Chapter 9. Using Deep Learning and DL4J on Spark
Ten years on the road, making one night stand Speeding my young life away Tell me one more time just so I’ll understand Are you sure Hank done it this way? Did old Hank really do it this way?
Waylon Jennings, “Are You Sure Hank Done It This Way”
Introduction to Using DL4J with Spark and Hadoop
Two key datacenter technologies that have emerged in the past decade are Apache Hadoop and Apache Spark. Hadoop in particular has become the epicenter of data warehouse growth and evolution. Spark has succeeded MapReduce to become the mainline execution framework on Hadoop for running parallel iterative algorithms.
DL4J supports scale-out of network training on Spark.
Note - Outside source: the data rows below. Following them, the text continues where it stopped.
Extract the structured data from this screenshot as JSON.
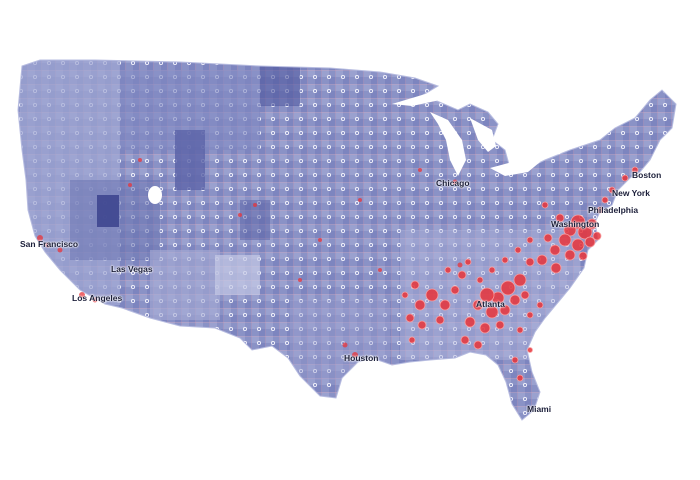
{
  "map": {
    "colors": {
      "land_dark": "#5a62a6",
      "land_mid": "#8e95c8",
      "land_light": "#bcc1e0",
      "border_line": "#e8a3b4",
      "bubble": "#e8343a",
      "bubble_stroke": "#f06a6e",
      "background": "#ffffff"
    },
    "cities": [
      {
        "id": "san-francisco",
        "name": "San Francisco"
      },
      {
        "id": "las-vegas",
        "name": "Las Vegas"
      },
      {
        "id": "los-angeles",
        "name": "Los Angeles"
      },
      {
        "id": "chicago",
        "name": "Chicago"
      },
      {
        "id": "new-york",
        "name": "New York"
      },
      {
        "id": "boston",
        "name": "Boston"
      },
      {
        "id": "washington",
        "name": "Washington"
      },
      {
        "id": "philadelphia",
        "name": "Philadelphia"
      },
      {
        "id": "atlanta",
        "name": "Atlanta"
      },
      {
        "id": "houston",
        "name": "Houston"
      },
      {
        "id": "miami",
        "name": "Miami"
      }
    ]
  }
}
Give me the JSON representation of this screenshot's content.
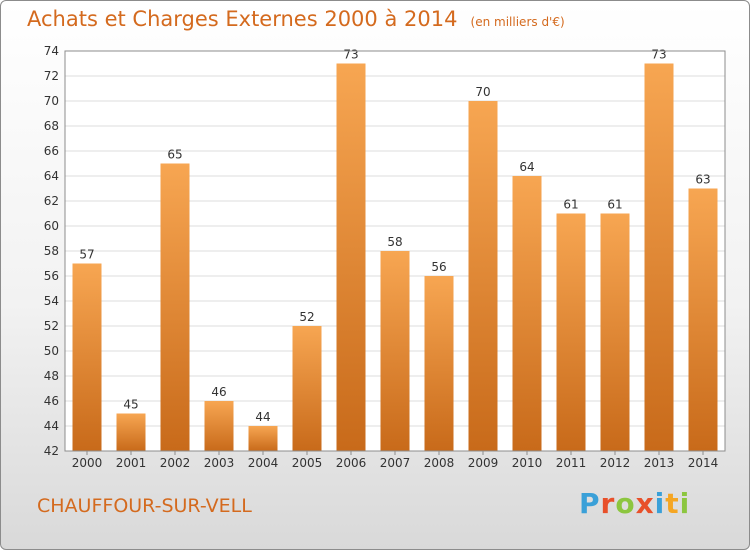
{
  "title": "Achats et Charges Externes 2000 à 2014",
  "unit": "(en milliers d'€)",
  "commune": "CHAUFFOUR-SUR-VELL",
  "logo": {
    "letters": [
      "P",
      "r",
      "o",
      "x",
      "i",
      "t",
      "i"
    ],
    "colors": [
      "#3aa0d8",
      "#e8502a",
      "#8cc63f",
      "#e8502a",
      "#3aa0d8",
      "#f5a623",
      "#8cc63f"
    ]
  },
  "colors": {
    "accent": "#d46a1e",
    "bar_light": "#f7a652",
    "bar_dark": "#c86a1a"
  },
  "chart_data": {
    "type": "bar",
    "title": "Achats et Charges Externes 2000 à 2014",
    "categories": [
      "2000",
      "2001",
      "2002",
      "2003",
      "2004",
      "2005",
      "2006",
      "2007",
      "2008",
      "2009",
      "2010",
      "2011",
      "2012",
      "2013",
      "2014"
    ],
    "values": [
      57,
      45,
      65,
      46,
      44,
      52,
      73,
      58,
      56,
      70,
      64,
      61,
      61,
      73,
      63
    ],
    "ylim": [
      42,
      74
    ],
    "yticks": [
      42,
      44,
      46,
      48,
      50,
      52,
      54,
      56,
      58,
      60,
      62,
      64,
      66,
      68,
      70,
      72,
      74
    ],
    "grid": true,
    "xlabel": "",
    "ylabel": ""
  }
}
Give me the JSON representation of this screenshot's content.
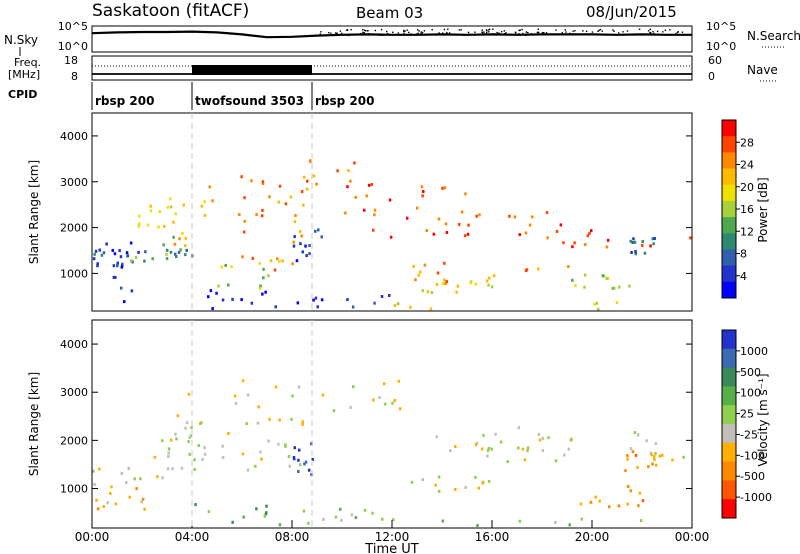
{
  "header": {
    "station": "Saskatoon (fitACF)",
    "beam": "Beam 03",
    "date": "08/Jun/2015"
  },
  "side_labels": {
    "nsky": "N.Sky",
    "freq_top": "Freq.",
    "freq_unit": "[MHz]",
    "cpid": "CPID",
    "nsearch": "N.Search",
    "nave": "Nave"
  },
  "chart_data": [
    {
      "type": "line",
      "name": "noise_panel",
      "left_axis": {
        "ticks": [
          "10^5",
          "10^0"
        ],
        "label": "N.Sky"
      },
      "right_axis": {
        "ticks": [
          "10^5",
          "10^0"
        ],
        "label": "N.Search"
      },
      "x": [
        0,
        1,
        2,
        3,
        4,
        5,
        6,
        7,
        8,
        9,
        10,
        11,
        12,
        13,
        14,
        15,
        16,
        17,
        18,
        19,
        20,
        21,
        22,
        23,
        24
      ],
      "nsky_log": [
        4.2,
        4.4,
        4.5,
        4.5,
        4.6,
        4.4,
        3.9,
        3.2,
        3.3,
        3.6,
        3.8,
        3.9,
        3.8,
        3.8,
        3.9,
        3.8,
        3.9,
        3.8,
        3.9,
        3.9,
        3.9,
        3.8,
        3.9,
        3.8,
        3.8
      ]
    },
    {
      "type": "line",
      "name": "frequency_panel",
      "left_axis": {
        "ticks": [
          "18",
          "8"
        ],
        "label": "Freq. [MHz]"
      },
      "right_axis": {
        "ticks": [
          "60",
          "0"
        ],
        "label": "Nave"
      },
      "freq_mhz": 11.0,
      "nave": 25,
      "busy_interval": [
        4.0,
        8.8
      ]
    },
    {
      "type": "table",
      "name": "cpid_panel",
      "segments": [
        {
          "label": "rbsp 200",
          "start": 0,
          "end": 4.0
        },
        {
          "label": "twofsound 3503",
          "start": 4.0,
          "end": 8.8
        },
        {
          "label": "rbsp 200",
          "start": 8.8,
          "end": 24
        }
      ]
    },
    {
      "type": "heatmap",
      "name": "power_panel",
      "ylabel": "Slant Range [km]",
      "yticks": [
        1000,
        2000,
        3000,
        4000
      ],
      "ylim": [
        180,
        4500
      ],
      "xlim": [
        0,
        24
      ],
      "colorbar": {
        "label": "Power [dB]",
        "ticks": [
          "28",
          "24",
          "20",
          "16",
          "12",
          "8",
          "4"
        ],
        "colors": [
          "#ff0000",
          "#ff4400",
          "#ff8800",
          "#ffbb00",
          "#f0e000",
          "#a8d038",
          "#4ea84e",
          "#2e8a6e",
          "#2f5fae",
          "#2233cc",
          "#0000ff"
        ]
      },
      "regions": [
        {
          "x": [
            0,
            1.8
          ],
          "y": [
            1200,
            1700
          ],
          "level": 9
        },
        {
          "x": [
            0,
            4.2
          ],
          "y": [
            1400,
            1600
          ],
          "level": 8
        },
        {
          "x": [
            0.8,
            1.6
          ],
          "y": [
            400,
            1500
          ],
          "level": 9
        },
        {
          "x": [
            1.5,
            3.8
          ],
          "y": [
            1300,
            1900
          ],
          "level": 6
        },
        {
          "x": [
            1.8,
            3.5
          ],
          "y": [
            2000,
            2500
          ],
          "level": 4
        },
        {
          "x": [
            3.0,
            4.8
          ],
          "y": [
            1400,
            3000
          ],
          "level": 3
        },
        {
          "x": [
            4.0,
            8.8
          ],
          "y": [
            220,
            700
          ],
          "level": 10
        },
        {
          "x": [
            5.0,
            7.5
          ],
          "y": [
            700,
            1300
          ],
          "level": 5
        },
        {
          "x": [
            5.5,
            8.5
          ],
          "y": [
            1100,
            3200
          ],
          "level": 2
        },
        {
          "x": [
            8.0,
            9.2
          ],
          "y": [
            1300,
            2000
          ],
          "level": 9
        },
        {
          "x": [
            8.0,
            10.5
          ],
          "y": [
            2800,
            3500
          ],
          "level": 2
        },
        {
          "x": [
            8.5,
            12.0
          ],
          "y": [
            200,
            600
          ],
          "level": 9
        },
        {
          "x": [
            10.0,
            15.5
          ],
          "y": [
            1800,
            3000
          ],
          "level": 1
        },
        {
          "x": [
            12.0,
            22.0
          ],
          "y": [
            200,
            400
          ],
          "level": 4
        },
        {
          "x": [
            12.0,
            19.5
          ],
          "y": [
            800,
            1300
          ],
          "level": 2
        },
        {
          "x": [
            13.0,
            16.0
          ],
          "y": [
            600,
            900
          ],
          "level": 4
        },
        {
          "x": [
            15.0,
            19.0
          ],
          "y": [
            1800,
            2400
          ],
          "level": 1
        },
        {
          "x": [
            19.0,
            21.5
          ],
          "y": [
            700,
            1000
          ],
          "level": 5
        },
        {
          "x": [
            18.0,
            24.0
          ],
          "y": [
            1600,
            2000
          ],
          "level": 1
        },
        {
          "x": [
            21.5,
            22.5
          ],
          "y": [
            1400,
            1800
          ],
          "level": 8
        }
      ]
    },
    {
      "type": "heatmap",
      "name": "velocity_panel",
      "ylabel": "Slant Range [km]",
      "yticks": [
        1000,
        2000,
        3000,
        4000
      ],
      "ylim": [
        180,
        4500
      ],
      "xlim": [
        0,
        24
      ],
      "xticks": [
        "00:00",
        "04:00",
        "08:00",
        "12:00",
        "16:00",
        "20:00",
        "00:00"
      ],
      "xlabel": "Time UT",
      "colorbar": {
        "label": "Velocity [m s⁻¹]",
        "ticks": [
          "1000",
          "500",
          "100",
          "25",
          "-25",
          "-100",
          "-500",
          "-1000"
        ],
        "colors": [
          "#2233cc",
          "#3a6ab0",
          "#3a8a5a",
          "#55b04a",
          "#90d050",
          "#c0c0b8",
          "#ffb000",
          "#ff8800",
          "#ff5500",
          "#ff0000"
        ]
      },
      "regions": [
        {
          "x": [
            0,
            3.8
          ],
          "y": [
            1100,
            1600
          ],
          "level": 5
        },
        {
          "x": [
            0,
            2.2
          ],
          "y": [
            600,
            1100
          ],
          "level": 6
        },
        {
          "x": [
            2.2,
            4.5
          ],
          "y": [
            1300,
            2200
          ],
          "level": 5
        },
        {
          "x": [
            3.0,
            5.5
          ],
          "y": [
            1500,
            3000
          ],
          "level": 5
        },
        {
          "x": [
            4.0,
            8.8
          ],
          "y": [
            220,
            700
          ],
          "level": 3
        },
        {
          "x": [
            5.5,
            8.5
          ],
          "y": [
            1400,
            3400
          ],
          "level": 5
        },
        {
          "x": [
            8.0,
            8.8
          ],
          "y": [
            1300,
            2000
          ],
          "level": 0
        },
        {
          "x": [
            8.5,
            12.0
          ],
          "y": [
            200,
            600
          ],
          "level": 4
        },
        {
          "x": [
            8.8,
            12.5
          ],
          "y": [
            2600,
            3300
          ],
          "level": 5
        },
        {
          "x": [
            12.0,
            22.0
          ],
          "y": [
            200,
            400
          ],
          "level": 4
        },
        {
          "x": [
            12.0,
            16.0
          ],
          "y": [
            900,
            1300
          ],
          "level": 5
        },
        {
          "x": [
            13.0,
            19.0
          ],
          "y": [
            1800,
            2300
          ],
          "level": 5
        },
        {
          "x": [
            15.0,
            20.0
          ],
          "y": [
            1500,
            2200
          ],
          "level": 5
        },
        {
          "x": [
            19.5,
            22.0
          ],
          "y": [
            650,
            1100
          ],
          "level": 7
        },
        {
          "x": [
            21.5,
            24.0
          ],
          "y": [
            1600,
            2200
          ],
          "level": 5
        },
        {
          "x": [
            21.0,
            23.0
          ],
          "y": [
            1400,
            1800
          ],
          "level": 7
        }
      ]
    }
  ]
}
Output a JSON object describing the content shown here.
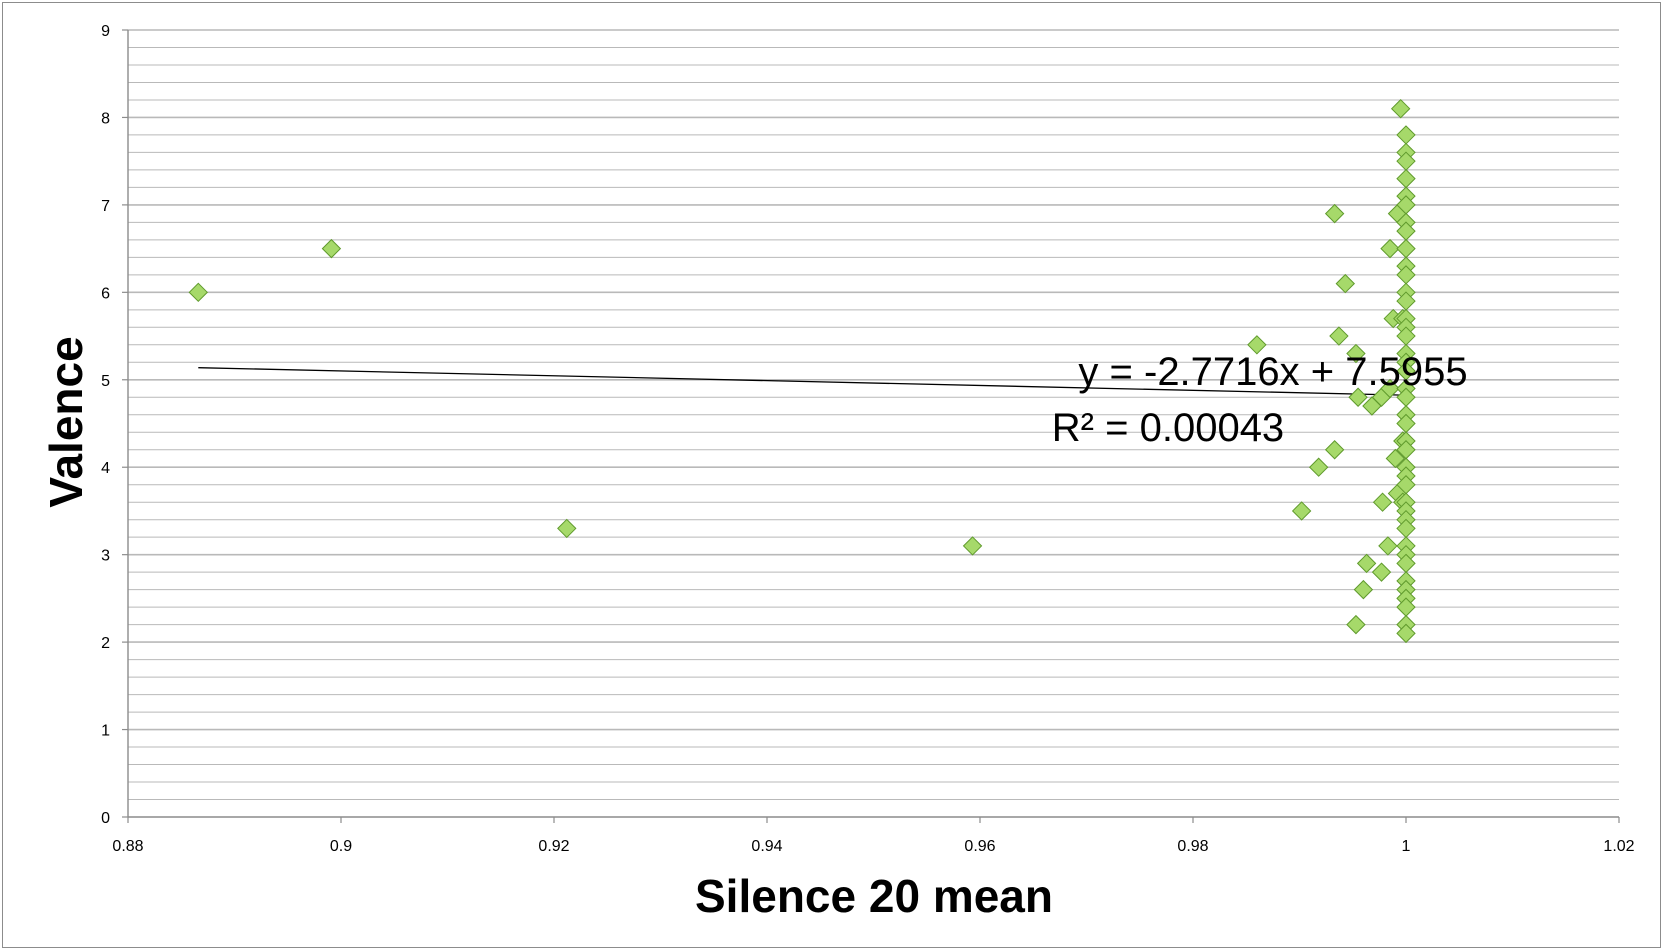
{
  "chart_data": {
    "type": "scatter",
    "title": "",
    "xlabel": "Silence 20 mean",
    "ylabel": "Valence",
    "xlim": [
      0.88,
      1.02
    ],
    "ylim": [
      0,
      9
    ],
    "x_ticks": [
      "0.88",
      "0.9",
      "0.92",
      "0.94",
      "0.96",
      "0.98",
      "1",
      "1.02"
    ],
    "y_ticks": [
      "0",
      "1",
      "2",
      "3",
      "4",
      "5",
      "6",
      "7",
      "8",
      "9"
    ],
    "grid": {
      "major_y": true,
      "minor_y_per_unit": 5
    },
    "marker": {
      "shape": "diamond",
      "fill": "#a6d96a",
      "stroke": "#5f9a2c"
    },
    "gridline_color": "#b9b9b9",
    "trendline": {
      "type": "linear",
      "slope": -2.7716,
      "intercept": 7.5955,
      "x_range": [
        0.8866,
        1.0
      ],
      "color": "#000000",
      "equation": "y = -2.7716x + 7.5955",
      "r_squared": "R² = 0.00043"
    },
    "series": [
      {
        "points": [
          [
            0.8866,
            6.0
          ],
          [
            0.8991,
            6.5
          ],
          [
            0.9212,
            3.3
          ],
          [
            0.9593,
            3.1
          ],
          [
            0.986,
            5.4
          ],
          [
            0.9902,
            3.5
          ],
          [
            0.9918,
            4.0
          ],
          [
            0.9933,
            6.9
          ],
          [
            0.9933,
            4.2
          ],
          [
            0.9937,
            5.5
          ],
          [
            0.9943,
            6.1
          ],
          [
            0.9953,
            5.3
          ],
          [
            0.9955,
            4.8
          ],
          [
            0.9953,
            2.2
          ],
          [
            0.996,
            2.6
          ],
          [
            0.9963,
            2.9
          ],
          [
            0.9968,
            4.7
          ],
          [
            0.9977,
            4.8
          ],
          [
            0.9977,
            2.8
          ],
          [
            0.9978,
            3.6
          ],
          [
            0.9983,
            3.1
          ],
          [
            0.9985,
            6.5
          ],
          [
            0.9985,
            4.9
          ],
          [
            0.9988,
            5.7
          ],
          [
            0.999,
            4.1
          ],
          [
            0.9992,
            6.9
          ],
          [
            0.9992,
            3.7
          ],
          [
            0.9995,
            8.1
          ],
          [
            0.9997,
            5.7
          ],
          [
            0.9997,
            4.3
          ],
          [
            0.9997,
            3.6
          ],
          [
            1.0,
            7.8
          ],
          [
            1.0,
            7.6
          ],
          [
            1.0,
            7.5
          ],
          [
            1.0,
            7.3
          ],
          [
            1.0,
            7.1
          ],
          [
            1.0,
            7.0
          ],
          [
            1.0,
            6.8
          ],
          [
            1.0,
            6.7
          ],
          [
            1.0,
            6.5
          ],
          [
            1.0,
            6.3
          ],
          [
            1.0,
            6.2
          ],
          [
            1.0,
            6.0
          ],
          [
            1.0,
            5.9
          ],
          [
            1.0,
            5.7
          ],
          [
            1.0,
            5.6
          ],
          [
            1.0,
            5.5
          ],
          [
            1.0,
            5.3
          ],
          [
            1.0,
            5.2
          ],
          [
            1.0,
            5.1
          ],
          [
            1.0,
            4.9
          ],
          [
            1.0,
            4.8
          ],
          [
            1.0,
            4.6
          ],
          [
            1.0,
            4.5
          ],
          [
            1.0,
            4.3
          ],
          [
            1.0,
            4.2
          ],
          [
            1.0,
            4.0
          ],
          [
            1.0,
            3.9
          ],
          [
            1.0,
            3.8
          ],
          [
            1.0,
            3.6
          ],
          [
            1.0,
            3.5
          ],
          [
            1.0,
            3.4
          ],
          [
            1.0,
            3.3
          ],
          [
            1.0,
            3.1
          ],
          [
            1.0,
            3.0
          ],
          [
            1.0,
            2.9
          ],
          [
            1.0,
            2.7
          ],
          [
            1.0,
            2.6
          ],
          [
            1.0,
            2.5
          ],
          [
            1.0,
            2.4
          ],
          [
            1.0,
            2.2
          ],
          [
            1.0,
            2.1
          ]
        ]
      }
    ]
  }
}
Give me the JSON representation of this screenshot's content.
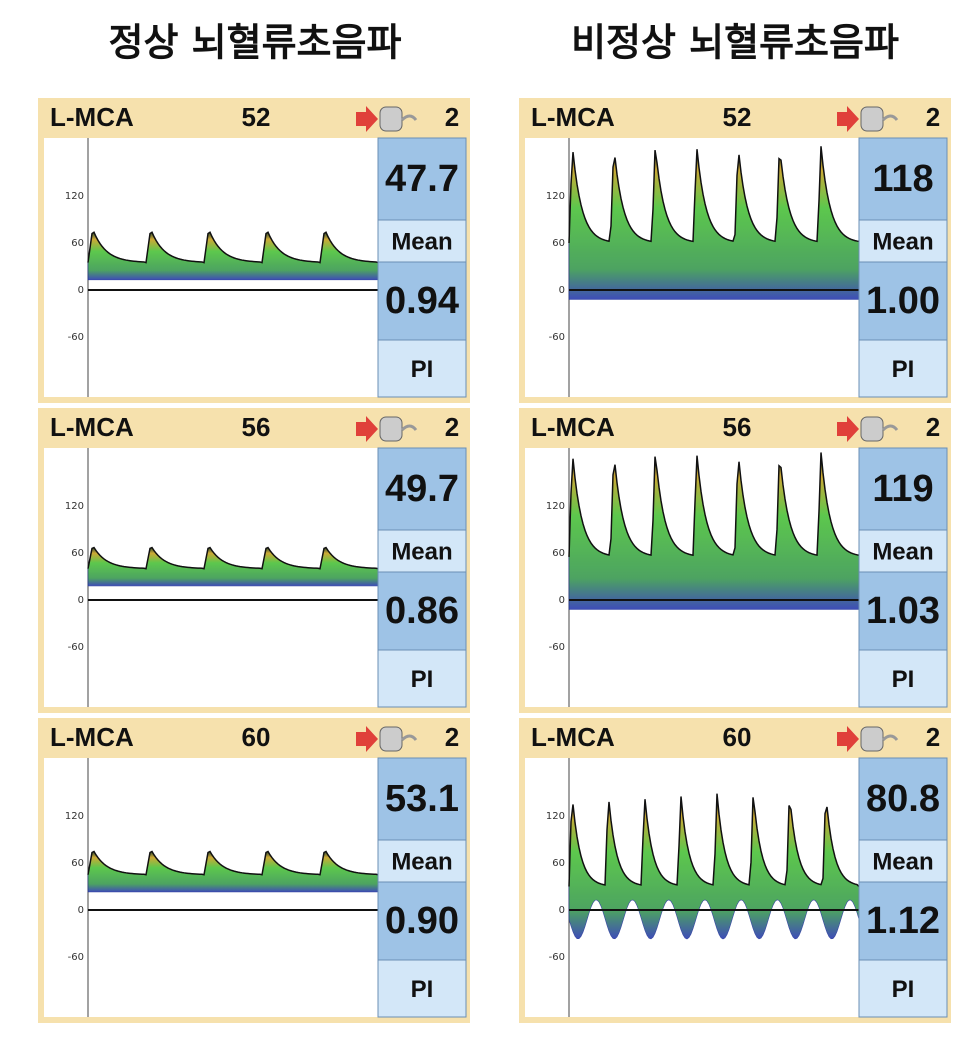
{
  "columns": [
    {
      "title": "정상 뇌혈류초음파",
      "panels": [
        {
          "vessel": "L-MCA",
          "depth": "52",
          "gate": "2",
          "mean": "47.7",
          "mean_label": "Mean",
          "pi": "0.94",
          "pi_label": "PI",
          "scale": [
            "120",
            "60",
            "0",
            "-60"
          ]
        },
        {
          "vessel": "L-MCA",
          "depth": "56",
          "gate": "2",
          "mean": "49.7",
          "mean_label": "Mean",
          "pi": "0.86",
          "pi_label": "PI",
          "scale": [
            "120",
            "60",
            "0",
            "-60"
          ]
        },
        {
          "vessel": "L-MCA",
          "depth": "60",
          "gate": "2",
          "mean": "53.1",
          "mean_label": "Mean",
          "pi": "0.90",
          "pi_label": "PI",
          "scale": [
            "120",
            "60",
            "0",
            "-60"
          ]
        }
      ]
    },
    {
      "title": "비정상 뇌혈류초음파",
      "panels": [
        {
          "vessel": "L-MCA",
          "depth": "52",
          "gate": "2",
          "mean": "118",
          "mean_label": "Mean",
          "pi": "1.00",
          "pi_label": "PI",
          "scale": [
            "120",
            "60",
            "0",
            "-60"
          ]
        },
        {
          "vessel": "L-MCA",
          "depth": "56",
          "gate": "2",
          "mean": "119",
          "mean_label": "Mean",
          "pi": "1.03",
          "pi_label": "PI",
          "scale": [
            "120",
            "60",
            "0",
            "-60"
          ]
        },
        {
          "vessel": "L-MCA",
          "depth": "60",
          "gate": "2",
          "mean": "80.8",
          "mean_label": "Mean",
          "pi": "1.12",
          "pi_label": "PI",
          "scale": [
            "120",
            "60",
            "0",
            "-60"
          ]
        }
      ]
    }
  ]
}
We can use Spark execution for DL4J to significantly reduce the time required to train our networks. This scenario also gives us the option to mitigate increased training time as input size grows.
To the Cloud!
Platforms such as Amazon Web Services (AWS), Google Cloud, and Microsoft Azure makes it possible allow people to set up a Spark cluster on demand, for just a few dollars. DL4J is able to run on most public cloud infrastructure,1 giving practitioners flexibility in how and where they run their deep learning workflows.
Spark is a general parallel-processing engine that can execute on its own, on an Apache Mesos cluster, or on a Hadoop cluster via the Hadoop YARN (Yet Another Resource Negotiator) framework. It can work with data in the Hadoop Distributed File System ...